ISLAM has overtaken Roman Catholicism as the biggest single religious denomination in the world, according to new figures.
In its newly-released 2008 yearbook of statistics, the Vatican claims Muslims now make up 19.2 per cent of the world's population with Catholics at 17.4 per cent.
In the Vatican newspaper, L'Osservatore Romano, Monsignor Vittorio Formenti, wrote: "For the first time in history we are no longer at the top: the Muslims have overtaken us."
However, he said that if all Christian groups were considered, including Orthodox churches, Anglicans and Protestants, then Christians made up 33 per cent of the world's population – or about two billion people.
The Vatican recently put the number of Catholics in the world at 1.13 billion. It did not provide a figure for Muslims, estimated at about 1.3 billion.
Numbers for other major world religions include an estimated 785 million Hindus, 360 million Buddhists and 17 million Jews.
Mgr Formenti said that while the number of Catholics as a proportion of the world's population was fairly stable, the percentage of Muslims was growing because of higher birth rates.
However, Bashir Maan, convenor of the Muslim Council of Scotland, said he thought that Islam was probably the largest religion in the world.
And he said it was not just down to higher birth rates, but because more people were converting to Islam.
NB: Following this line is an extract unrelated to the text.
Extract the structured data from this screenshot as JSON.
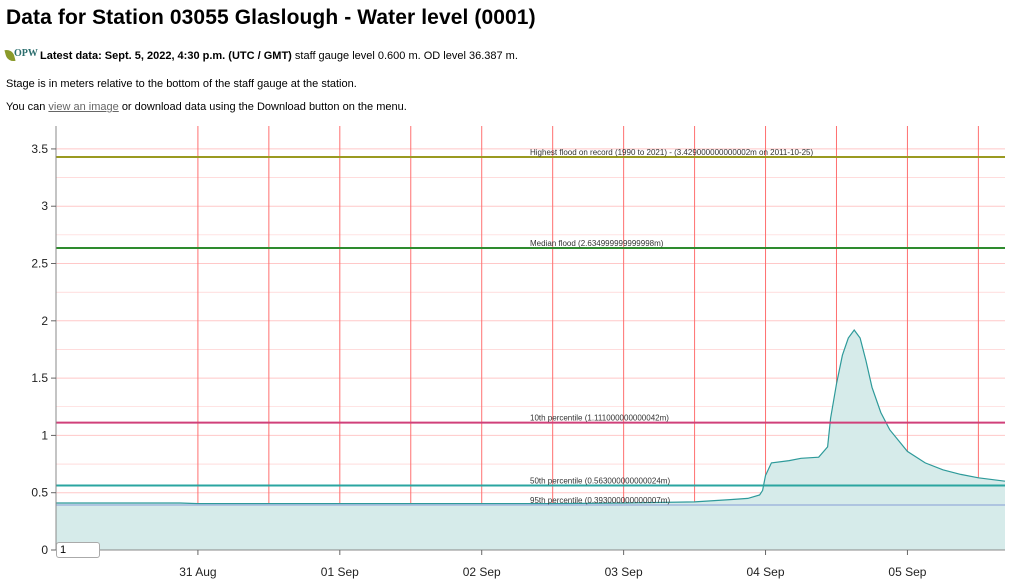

"It is difficult to get a true figure of the number of Muslims in the world because trying to establish numbers in underdeveloped Muslim countries is very difficult.
"But if proper figures could be obtained from those countries then I think it would show Islam as the largest religion in the world."
He said that people were attracted to the religion looking for "spiritualism". He conceded that recent terror attacks had turned many people against Islam – but added the religion had benefited from other people studying the religion to find out its true message.
"These people are discovering a tolerant and accommodating religion," he said.
A spokesman for the Catholic Church in Scotland said it was important to look beyond the figures.
"While it is a little unseemly to swap figures, a more realistic comparison would be between the Christian population of the world and the Muslim population, a comparison which would show the Christian world to be significantly bigger," he said.
He added: "Christianity and Islam are both 'religions of the Book' – they share their origins in the Old Testament – and although there are some hot spots of tension in the world, there is also a wide area of common concern for Christians and Muslims, especially on such issues as the family and the sacredness of life."